Gay (6-foot-2, 240-pounds) played in only a few games in his junior season due to missing contests due to suspensions, but he has the athletic profile and experience playing in a variety of roles that should entice the Jaguars. Jacksonville could pursue a veteran linebacker in free agency to start while developing Gay and 2019 draftee Quincy Williams
Round 6, Pick 207: Michael Divinity Jr., DE, LSU
Even if Jacksonville resigns Yannick Ngakoue, the Jaguars will likely still need to replenish its defensive end depth as No. 3 defensive end Lerentee McCray is a projected free agent. Michael Divinity Jr. is a twitchy and undersized edge player who will need some time to grow into an NFL role, but he would give the Jaguars an injection of youth and athleticism in its No. 3 end spot, as well as give the Jaguars another young defender to develop for the future.
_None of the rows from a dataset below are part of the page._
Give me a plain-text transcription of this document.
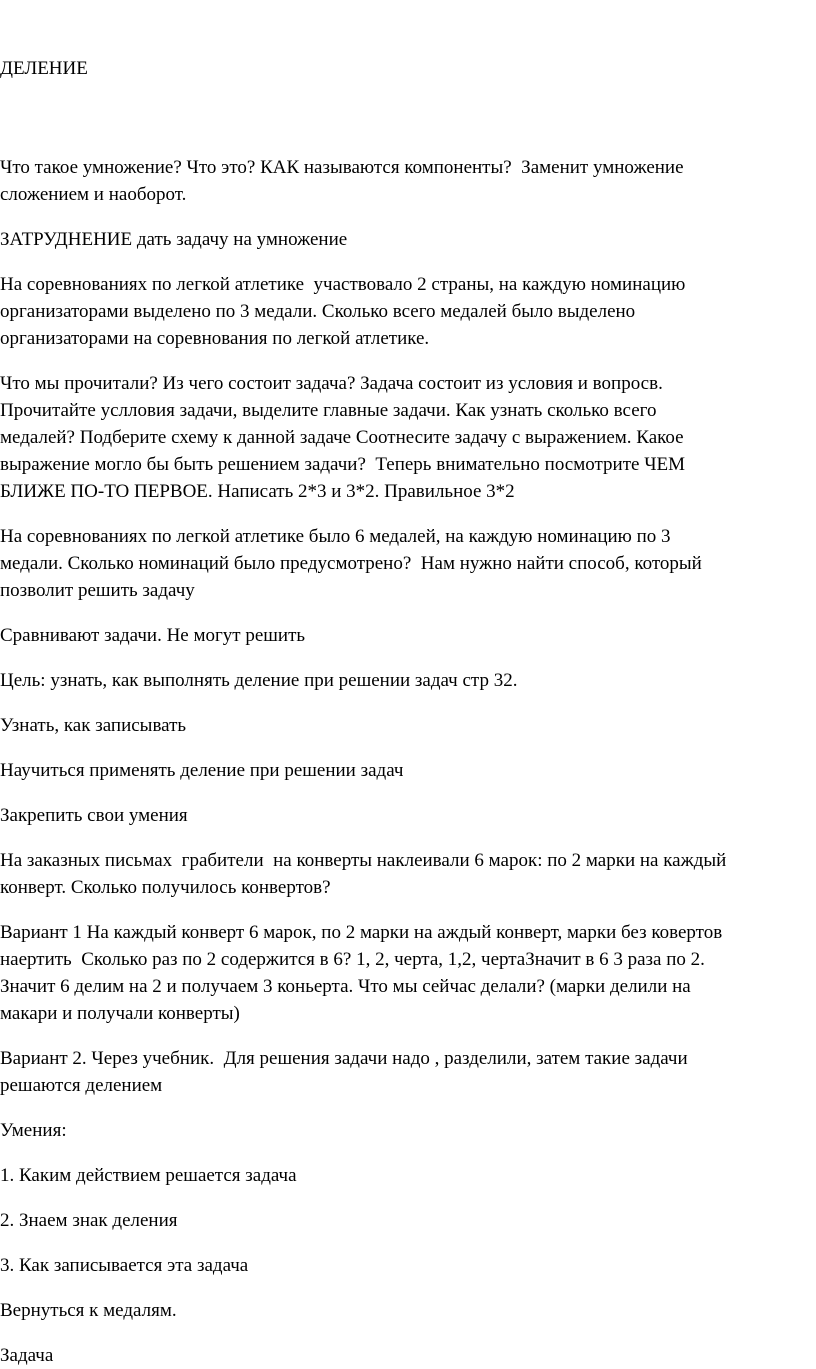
ДЕЛЕНИЕ

Что такое умножение? Что это? КАК называются компоненты?  Заменит умножение
сложением и наоборот.

ЗАТРУДНЕНИЕ дать задачу на умножение

На соревнованиях по легкой атлетике  участвовало 2 страны, на каждую номинацию
организаторами выделено по 3 медали. Сколько всего медалей было выделено
организаторами на соревнования по легкой атлетике.

Что мы прочитали? Из чего состоит задача? Задача состоит из условия и вопросв.
Прочитайте услловия задачи, выделите главные задачи. Как узнать сколько всего
медалей? Подберите схему к данной задаче Соотнесите задачу с выражением. Какое
выражение могло бы быть решением задачи?  Теперь внимательно посмотрите ЧЕМ
БЛИЖЕ ПО-ТО ПЕРВОЕ. Написать 2*3 и 3*2. Правильное 3*2

На соревнованиях по легкой атлетике было 6 медалей, на каждую номинацию по 3
медали. Сколько номинаций было предусмотрено?  Нам нужно найти способ, который
позволит решить задачу

Сравнивают задачи. Не могут решить

Цель: узнать, как выполнять деление при решении задач стр 32.

Узнать, как записывать

Научиться применять деление при решении задач

Закрепить свои умения

На заказных письмах  грабители  на конверты наклеивали 6 марок: по 2 марки на каждый
конверт. Сколько получилось конвертов?

Вариант 1 На каждый конверт 6 марок, по 2 марки на аждый конверт, марки без ковертов
наертить  Сколько раз по 2 содержится в 6? 1, 2, черта, 1,2, чертаЗначит в 6 3 раза по 2.
Значит 6 делим на 2 и получаем 3 коньерта. Что мы сейчас делали? (марки делили на
макари и получали конверты)

Вариант 2. Через учебник.  Для решения задачи надо , разделили, затем такие задачи
решаются делением

Умения:

1. Каким действием решается задача

2. Знаем знак деления

3. Как записывается эта задача

Вернуться к медалям.

Задача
Round 7, Pick 224: Darius Anderson, RB, TCU
If the Jaguars are going to draft a running back, it needs to be a speedy pass-catching back who is cut from a different clothe than Leonard Fournette and Ryquell Armstead. They get that in TCU's Darrius Anderson, who demonstrated time and time again at the Senior Bowl that his quickness and hands can make him a valuable piece of an offense. Gruden has used this style of back before in Chris Thompson, and he could view Anderson as his chance to replicate Thompson's role in Jacksonville.